In questo scorcio di XVII Legislatura – chi diceva che il numero 17 porta male? – sono tanti e troppi i dati, accertati o stimati, che ci raccontano un’Italia molto diversa da quello che ci era stato descritto da sondaggi, statistiche, slogan di partito, giornali e televisioni, chiacchiere da forum o da bar.

Ad esempio, il dato – sorprendente per gli elettori di sinistra – di un Partito Democratico, che vede tra gli eletti molti ex-democristiani e (molto) pochi ex comunisti, socialisti, verdi, radicali e tutto quanto abbia anche marginalmente aderito al modello socialdemocratico.
E’ ovvio che l’elettorato di sinistra, sempre più marginalizzato, oggi si comporti come una mandria impazzita o come un mulo impuntato, cercando altrove soluzioni che non esistono.

Altra singolarità del PD è che almeno un terzo, forse la metà, dei sui eletti sono professionisti della politica.
Che essi debbano esistere è sano e fisologico, dato che ‘strateghi e logisti’ specializzati in regolamenti, bilanci e leggi son sempre necessari.
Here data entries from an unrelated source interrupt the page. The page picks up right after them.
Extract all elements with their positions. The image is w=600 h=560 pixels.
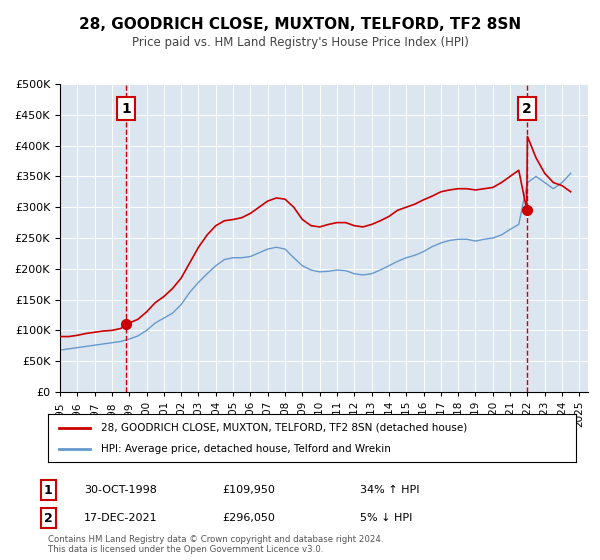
Text: 30-OCT-1998: 30-OCT-1998	[84, 485, 157, 495]
Text: 2: 2	[522, 101, 532, 115]
Text: 34% ↑ HPI: 34% ↑ HPI	[360, 485, 419, 495]
Text: £296,050: £296,050	[222, 513, 275, 523]
Text: 17-DEC-2021: 17-DEC-2021	[84, 513, 158, 523]
Text: 5% ↓ HPI: 5% ↓ HPI	[360, 513, 412, 523]
Text: HPI: Average price, detached house, Telford and Wrekin: HPI: Average price, detached house, Telf…	[101, 444, 391, 454]
Text: 1: 1	[121, 101, 131, 115]
Text: £109,950: £109,950	[222, 485, 275, 495]
Text: Price paid vs. HM Land Registry's House Price Index (HPI): Price paid vs. HM Land Registry's House …	[131, 36, 469, 49]
Text: 1: 1	[44, 483, 52, 497]
Text: 2: 2	[44, 511, 52, 525]
Text: Contains HM Land Registry data © Crown copyright and database right 2024.: Contains HM Land Registry data © Crown c…	[48, 535, 383, 544]
Text: 28, GOODRICH CLOSE, MUXTON, TELFORD, TF2 8SN (detached house): 28, GOODRICH CLOSE, MUXTON, TELFORD, TF2…	[101, 423, 467, 433]
Text: This data is licensed under the Open Government Licence v3.0.: This data is licensed under the Open Gov…	[48, 545, 323, 554]
Text: 28, GOODRICH CLOSE, MUXTON, TELFORD, TF2 8SN: 28, GOODRICH CLOSE, MUXTON, TELFORD, TF2…	[79, 17, 521, 32]
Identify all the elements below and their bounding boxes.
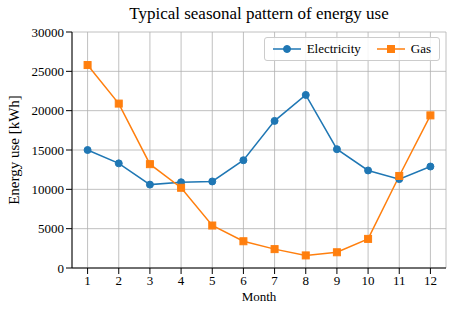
svg-text:10000: 10000: [32, 182, 65, 197]
svg-text:2: 2: [116, 273, 123, 288]
html-text:Electricity: Electricity: [306, 41, 361, 56]
svg-text:6: 6: [240, 273, 247, 288]
html-text:Energy use [kWh]: Energy use [kWh]: [5, 95, 22, 205]
svg-text:7: 7: [271, 273, 278, 288]
svg-text:10: 10: [362, 273, 375, 288]
svg-text:11: 11: [393, 273, 406, 288]
svg-text:5000: 5000: [38, 221, 64, 236]
svg-text:0: 0: [58, 261, 65, 276]
svg-text:3: 3: [147, 273, 154, 288]
html-text:Gas: Gas: [410, 41, 431, 56]
svg-text:20000: 20000: [32, 103, 65, 118]
svg-text:30000: 30000: [32, 25, 65, 40]
svg-text:9: 9: [334, 273, 341, 288]
svg-text:1: 1: [84, 273, 91, 288]
svg-text:4: 4: [178, 273, 185, 288]
html-text:Typical seasonal pattern of en: Typical seasonal pattern of energy use: [129, 4, 389, 23]
svg-text:25000: 25000: [32, 64, 65, 79]
svg-text:5: 5: [209, 273, 216, 288]
svg-text:8: 8: [303, 273, 310, 288]
svg-text:15000: 15000: [32, 143, 65, 158]
html-text:Month: Month: [241, 289, 277, 304]
svg-text:12: 12: [424, 273, 437, 288]
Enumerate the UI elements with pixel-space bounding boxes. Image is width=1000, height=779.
E’ abnorme che siano così tanti – un centinaio almeno solo in Parlamento con tutto il codazzo di sub-professionisti della politica, ovvero sherpa, consulenti, portavoce eccetera.
E’ assurdo che un partito ‘popolare’ che fa le primarie, addirittura, si ritrovi con un apparato così invasivo ed onnipresente.

Dal lato opposto – o meglio, semplicemente complementare – c’è il Popolo della Libertà di Silvio Berlusconi, che al turn over è sempre stato attento.
Purtroppo, il permanere di Silvio Berlusconi ha bloccato il ricambio, anche a causa degli interessi divergenti ‘di certi fedelissimi’, ormai fuori dai gioci per problemi giudiziari o migrati altrove nell’attuale parlamento.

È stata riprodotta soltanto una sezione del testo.